Spectral Mappings and Network Transformations

The transmission line matrix method (TLM) has developed in many interesting directions that we have not been able to discuss in this thesis. Many different types of structures have been proposed, in particular those for which the dependent variables are not interleaved. Given that we have shown that certain DWNs can be derived from MDKCs, just as MDWD networks are, it would be interesting to know whether the various TLM structures can be arrived at in a similar way. A compact circuit representation would empower an algorithm designer enormously, and would almost certainly make a useful tool for designing new structures which are potentially more efficient and which may have better numerical properties.

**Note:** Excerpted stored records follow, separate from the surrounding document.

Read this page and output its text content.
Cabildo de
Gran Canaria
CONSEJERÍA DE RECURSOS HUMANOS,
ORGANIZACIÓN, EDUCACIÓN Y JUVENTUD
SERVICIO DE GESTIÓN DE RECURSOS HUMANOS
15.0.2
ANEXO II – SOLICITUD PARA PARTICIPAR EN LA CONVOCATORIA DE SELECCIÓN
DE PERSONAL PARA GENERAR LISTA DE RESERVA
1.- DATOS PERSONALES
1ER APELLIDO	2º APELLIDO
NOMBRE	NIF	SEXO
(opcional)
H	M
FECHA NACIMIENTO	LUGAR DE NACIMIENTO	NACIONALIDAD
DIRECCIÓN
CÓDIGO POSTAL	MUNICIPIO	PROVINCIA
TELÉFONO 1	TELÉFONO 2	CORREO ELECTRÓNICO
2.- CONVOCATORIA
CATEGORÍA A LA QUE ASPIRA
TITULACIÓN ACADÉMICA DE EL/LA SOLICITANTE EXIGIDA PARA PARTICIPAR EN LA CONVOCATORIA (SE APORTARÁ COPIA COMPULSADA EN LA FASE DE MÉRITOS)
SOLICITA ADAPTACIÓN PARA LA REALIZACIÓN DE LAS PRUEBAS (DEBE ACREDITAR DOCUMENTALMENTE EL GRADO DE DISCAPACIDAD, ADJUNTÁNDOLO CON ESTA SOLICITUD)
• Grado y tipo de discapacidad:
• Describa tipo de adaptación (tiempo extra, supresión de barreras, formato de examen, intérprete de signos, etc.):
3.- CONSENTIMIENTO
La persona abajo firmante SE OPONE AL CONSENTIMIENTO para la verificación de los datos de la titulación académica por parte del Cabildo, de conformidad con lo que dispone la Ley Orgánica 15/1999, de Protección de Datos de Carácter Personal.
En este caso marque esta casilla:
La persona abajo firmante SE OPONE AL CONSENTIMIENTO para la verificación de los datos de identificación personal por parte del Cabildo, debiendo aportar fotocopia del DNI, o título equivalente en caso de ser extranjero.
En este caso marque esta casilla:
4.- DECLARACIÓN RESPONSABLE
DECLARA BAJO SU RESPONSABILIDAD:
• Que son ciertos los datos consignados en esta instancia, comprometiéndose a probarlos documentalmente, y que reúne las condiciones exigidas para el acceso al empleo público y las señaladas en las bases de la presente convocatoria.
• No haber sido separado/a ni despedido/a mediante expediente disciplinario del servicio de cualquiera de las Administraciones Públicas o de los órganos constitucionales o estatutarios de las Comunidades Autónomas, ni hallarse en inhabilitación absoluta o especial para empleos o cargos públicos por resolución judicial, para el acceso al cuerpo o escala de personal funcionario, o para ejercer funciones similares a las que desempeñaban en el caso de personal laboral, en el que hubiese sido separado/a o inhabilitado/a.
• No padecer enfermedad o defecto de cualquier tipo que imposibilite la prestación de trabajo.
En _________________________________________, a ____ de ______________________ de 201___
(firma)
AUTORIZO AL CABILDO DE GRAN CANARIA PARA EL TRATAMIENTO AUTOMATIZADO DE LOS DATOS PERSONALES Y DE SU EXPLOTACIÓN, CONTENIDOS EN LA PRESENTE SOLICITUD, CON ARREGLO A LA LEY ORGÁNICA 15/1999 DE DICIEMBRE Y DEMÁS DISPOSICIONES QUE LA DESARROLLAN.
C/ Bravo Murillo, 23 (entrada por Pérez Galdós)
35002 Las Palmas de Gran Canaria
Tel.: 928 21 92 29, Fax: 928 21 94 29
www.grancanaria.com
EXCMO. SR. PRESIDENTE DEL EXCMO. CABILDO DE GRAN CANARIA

We note, however, that for a given circuit representation of a system of PDEs, it is not at all obvious which spectral mappings should be applied in order to give rise to a useful structure; indeed, in the case of the DWN discussed in §4.10, the correct spectral mappings were arrived through a chance encounter with formulae buried in the dark basement of an old paper [61]. It should be possible to elucidate the link to a certain degree; does a particular network topology imply a particular integration rule or mapping? This is important, because for a given system of PDEs, there is not a single MDKC representation; any rules or transformations from classical network theory can be used to manipulate the MDKC into an infinite number of new topologies, each of which, upon discretization, gives rise to a distinct numerical method.